TEACHING IN MENNONITE SCHOOLS
It was a penniless Frederick Philip Grove, who arrived in Winnipeg in 1912.
Grove had the confidence to call up the Deputy Minister of Education for an interview. His knowledge of German helped him secure a job teaching at Kronsfeld Mennonite School in the village of Haskett near Winkler where he taught six grades in a one room school. Grove spent 2 years in Winkler working up to principal and reorganizing the area's schools. He also met and married Catherine Wiens.

Grove's military views and support of Germany during WW1 clashed with the pacifist views of Winkler's Mennonite community and he was off to a job in Virden. Always eager to upgrade himself, Grove took correspondence classes at the University of Manitoba in his spare time. And he wrote obsessively.

THE TEACHER / WRITER
Grove and his wife later taught near Gladstone and Falmouth. In 1922 they moved to Rapid City. He had just received his BA and now had a young daughter.

The western shores of Lake Manitoba became the inspiration of his novels "Over Prairie Trails" and "Settlers of the Marsh." The images he saw as he travelled back and forth to school, in all seasons, touched the soul of his writer's mind and found new expression in an honest non romantic form of 20th century writing.

His writing told the truth about small town life. "Settlers of the Marsh," published in 1925 was condemned for sexual explicitness and for alleged immorality.
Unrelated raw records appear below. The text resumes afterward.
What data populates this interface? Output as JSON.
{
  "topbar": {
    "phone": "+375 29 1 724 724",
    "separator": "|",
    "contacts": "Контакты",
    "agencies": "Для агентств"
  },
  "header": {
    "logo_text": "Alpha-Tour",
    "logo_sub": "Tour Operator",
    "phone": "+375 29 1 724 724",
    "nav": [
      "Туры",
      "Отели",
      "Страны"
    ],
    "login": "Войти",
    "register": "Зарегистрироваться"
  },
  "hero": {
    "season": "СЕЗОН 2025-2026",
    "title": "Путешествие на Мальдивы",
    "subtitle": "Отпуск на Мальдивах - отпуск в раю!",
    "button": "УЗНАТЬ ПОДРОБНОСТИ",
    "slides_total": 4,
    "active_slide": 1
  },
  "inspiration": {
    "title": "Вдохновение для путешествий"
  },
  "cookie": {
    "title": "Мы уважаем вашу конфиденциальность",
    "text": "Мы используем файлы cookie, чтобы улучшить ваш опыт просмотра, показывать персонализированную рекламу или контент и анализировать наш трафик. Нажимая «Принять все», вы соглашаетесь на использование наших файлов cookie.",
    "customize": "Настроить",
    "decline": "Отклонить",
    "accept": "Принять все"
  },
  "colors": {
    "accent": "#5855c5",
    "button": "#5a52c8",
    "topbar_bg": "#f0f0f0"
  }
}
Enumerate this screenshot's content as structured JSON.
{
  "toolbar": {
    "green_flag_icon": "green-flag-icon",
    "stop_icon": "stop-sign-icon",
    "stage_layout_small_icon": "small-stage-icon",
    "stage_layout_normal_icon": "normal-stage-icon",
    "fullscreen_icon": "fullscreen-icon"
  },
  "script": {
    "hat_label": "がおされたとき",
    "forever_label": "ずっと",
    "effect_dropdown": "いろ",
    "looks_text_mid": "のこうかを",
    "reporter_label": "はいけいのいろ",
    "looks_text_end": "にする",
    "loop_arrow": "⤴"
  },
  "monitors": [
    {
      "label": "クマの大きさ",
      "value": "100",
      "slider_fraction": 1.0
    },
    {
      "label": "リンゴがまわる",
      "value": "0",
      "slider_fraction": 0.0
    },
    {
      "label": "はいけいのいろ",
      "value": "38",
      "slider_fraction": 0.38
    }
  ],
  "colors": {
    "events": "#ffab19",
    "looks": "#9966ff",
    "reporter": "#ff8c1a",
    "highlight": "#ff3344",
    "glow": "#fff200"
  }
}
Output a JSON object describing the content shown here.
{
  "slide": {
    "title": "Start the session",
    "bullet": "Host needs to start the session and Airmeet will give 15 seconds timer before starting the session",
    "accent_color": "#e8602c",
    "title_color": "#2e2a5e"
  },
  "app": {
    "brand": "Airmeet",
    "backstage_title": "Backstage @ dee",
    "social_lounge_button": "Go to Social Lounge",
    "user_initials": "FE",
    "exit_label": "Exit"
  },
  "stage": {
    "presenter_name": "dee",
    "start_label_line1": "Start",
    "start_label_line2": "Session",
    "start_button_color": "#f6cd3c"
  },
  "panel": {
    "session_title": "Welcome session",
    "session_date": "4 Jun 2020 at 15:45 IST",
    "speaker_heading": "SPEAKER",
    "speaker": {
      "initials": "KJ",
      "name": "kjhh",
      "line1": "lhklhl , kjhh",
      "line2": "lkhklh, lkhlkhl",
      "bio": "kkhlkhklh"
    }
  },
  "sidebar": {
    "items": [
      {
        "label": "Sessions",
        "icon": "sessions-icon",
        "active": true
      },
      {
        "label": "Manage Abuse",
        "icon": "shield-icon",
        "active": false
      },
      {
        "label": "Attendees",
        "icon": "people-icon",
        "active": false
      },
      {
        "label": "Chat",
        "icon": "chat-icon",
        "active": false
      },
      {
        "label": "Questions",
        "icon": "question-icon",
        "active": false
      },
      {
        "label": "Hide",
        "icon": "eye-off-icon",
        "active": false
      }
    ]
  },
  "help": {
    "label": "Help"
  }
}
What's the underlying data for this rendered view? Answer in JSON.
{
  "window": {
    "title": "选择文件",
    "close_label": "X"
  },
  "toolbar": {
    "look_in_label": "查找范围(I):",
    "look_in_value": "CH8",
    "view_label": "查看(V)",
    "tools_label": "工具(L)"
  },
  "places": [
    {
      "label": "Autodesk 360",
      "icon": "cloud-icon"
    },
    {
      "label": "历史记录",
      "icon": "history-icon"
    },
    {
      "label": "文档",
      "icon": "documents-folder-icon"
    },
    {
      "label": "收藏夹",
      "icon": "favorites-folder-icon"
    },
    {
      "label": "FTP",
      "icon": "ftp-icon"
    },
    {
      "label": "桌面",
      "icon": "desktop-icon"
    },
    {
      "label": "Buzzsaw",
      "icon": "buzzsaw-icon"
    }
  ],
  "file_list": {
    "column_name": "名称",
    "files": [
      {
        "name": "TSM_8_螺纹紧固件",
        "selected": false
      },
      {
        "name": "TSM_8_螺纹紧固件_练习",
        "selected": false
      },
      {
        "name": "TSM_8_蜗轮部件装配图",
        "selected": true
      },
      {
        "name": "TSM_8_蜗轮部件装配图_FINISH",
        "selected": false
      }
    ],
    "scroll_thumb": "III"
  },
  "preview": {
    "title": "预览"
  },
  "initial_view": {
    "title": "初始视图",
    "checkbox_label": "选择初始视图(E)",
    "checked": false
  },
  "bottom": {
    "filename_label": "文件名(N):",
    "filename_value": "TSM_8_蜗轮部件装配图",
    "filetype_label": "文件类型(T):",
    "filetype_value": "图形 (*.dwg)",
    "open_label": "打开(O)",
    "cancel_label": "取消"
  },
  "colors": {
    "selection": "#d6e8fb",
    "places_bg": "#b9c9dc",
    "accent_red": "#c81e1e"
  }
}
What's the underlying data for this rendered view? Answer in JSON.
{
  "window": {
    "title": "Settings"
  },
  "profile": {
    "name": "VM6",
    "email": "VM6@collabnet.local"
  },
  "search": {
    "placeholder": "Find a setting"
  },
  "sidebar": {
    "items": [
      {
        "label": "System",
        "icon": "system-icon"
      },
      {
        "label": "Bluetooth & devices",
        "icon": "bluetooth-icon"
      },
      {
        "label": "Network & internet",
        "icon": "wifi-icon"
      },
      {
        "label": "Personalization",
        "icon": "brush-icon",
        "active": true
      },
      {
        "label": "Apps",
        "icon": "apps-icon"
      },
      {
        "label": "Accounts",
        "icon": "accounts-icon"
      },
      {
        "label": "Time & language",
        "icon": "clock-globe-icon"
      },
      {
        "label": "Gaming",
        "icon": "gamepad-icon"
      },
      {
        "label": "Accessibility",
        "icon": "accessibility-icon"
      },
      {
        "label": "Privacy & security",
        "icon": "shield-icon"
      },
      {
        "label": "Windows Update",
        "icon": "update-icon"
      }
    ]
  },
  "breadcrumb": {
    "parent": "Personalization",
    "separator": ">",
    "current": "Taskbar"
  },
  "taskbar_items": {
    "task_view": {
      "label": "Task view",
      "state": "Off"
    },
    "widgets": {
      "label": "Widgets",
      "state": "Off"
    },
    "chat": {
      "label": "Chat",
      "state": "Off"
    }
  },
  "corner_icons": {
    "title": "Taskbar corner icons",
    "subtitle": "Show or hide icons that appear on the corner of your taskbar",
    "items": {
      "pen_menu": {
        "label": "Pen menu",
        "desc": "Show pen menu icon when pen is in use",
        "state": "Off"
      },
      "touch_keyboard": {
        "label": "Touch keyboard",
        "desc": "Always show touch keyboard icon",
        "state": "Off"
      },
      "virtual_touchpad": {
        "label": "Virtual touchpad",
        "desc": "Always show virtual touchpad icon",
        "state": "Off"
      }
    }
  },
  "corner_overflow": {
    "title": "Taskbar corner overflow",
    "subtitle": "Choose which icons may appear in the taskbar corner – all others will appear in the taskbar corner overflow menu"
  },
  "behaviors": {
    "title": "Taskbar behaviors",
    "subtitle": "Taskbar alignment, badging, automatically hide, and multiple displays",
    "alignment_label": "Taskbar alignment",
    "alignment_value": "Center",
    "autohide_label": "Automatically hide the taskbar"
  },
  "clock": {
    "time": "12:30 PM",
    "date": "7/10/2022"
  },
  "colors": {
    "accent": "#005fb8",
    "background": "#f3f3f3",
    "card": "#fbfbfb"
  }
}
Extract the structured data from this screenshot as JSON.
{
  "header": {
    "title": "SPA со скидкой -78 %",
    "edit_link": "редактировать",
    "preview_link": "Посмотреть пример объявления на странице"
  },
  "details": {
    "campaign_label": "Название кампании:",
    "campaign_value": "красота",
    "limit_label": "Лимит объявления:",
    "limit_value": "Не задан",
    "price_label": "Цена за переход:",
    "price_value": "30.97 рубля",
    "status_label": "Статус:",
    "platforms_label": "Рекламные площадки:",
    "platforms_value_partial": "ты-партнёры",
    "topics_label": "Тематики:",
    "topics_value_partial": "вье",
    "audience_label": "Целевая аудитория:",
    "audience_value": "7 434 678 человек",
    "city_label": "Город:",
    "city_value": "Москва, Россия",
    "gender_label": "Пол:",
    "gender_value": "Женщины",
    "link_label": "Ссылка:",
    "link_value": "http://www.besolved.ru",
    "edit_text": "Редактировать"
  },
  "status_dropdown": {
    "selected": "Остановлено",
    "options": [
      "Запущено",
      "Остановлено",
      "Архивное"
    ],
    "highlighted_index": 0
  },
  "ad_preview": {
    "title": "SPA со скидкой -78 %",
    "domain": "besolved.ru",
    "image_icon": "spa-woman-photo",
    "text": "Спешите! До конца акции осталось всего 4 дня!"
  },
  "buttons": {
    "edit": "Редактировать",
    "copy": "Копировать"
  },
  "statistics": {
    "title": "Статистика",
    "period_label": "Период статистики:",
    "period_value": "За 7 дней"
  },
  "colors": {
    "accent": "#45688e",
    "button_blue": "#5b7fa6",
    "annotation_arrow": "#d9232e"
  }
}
It was banned from libraries, and branded as filthy by a university professor. It took 30 years before he could publish "Prairie Trails" a collection of short stories.

LEAVING MANITOBA FOR RECOGNITION
In 1929 the Groves left Manitoba for good. In 1931 he moved to Simcoe Ontario and bought a farm which was then run by hired men. Grove was able to continue writing and lecturing. It was between 1933 and 1947 that he produced 5 more novels. And finally he began to attain the recognition he deserved. The Governor General Award for Literature in 1947 his own autobiography "In Search of Myself." And other honorary degrees.


GROVE'S LEGACY
It was not until decades later that Grove's work was fully appreciated.

Grove had considered himself a spokesman for a new race able to start in any place from anew to fashion a new world. He had done this on the prairies.

His images and renderings of that pioneer world provide a glimpse into those early times and places of Manitoba.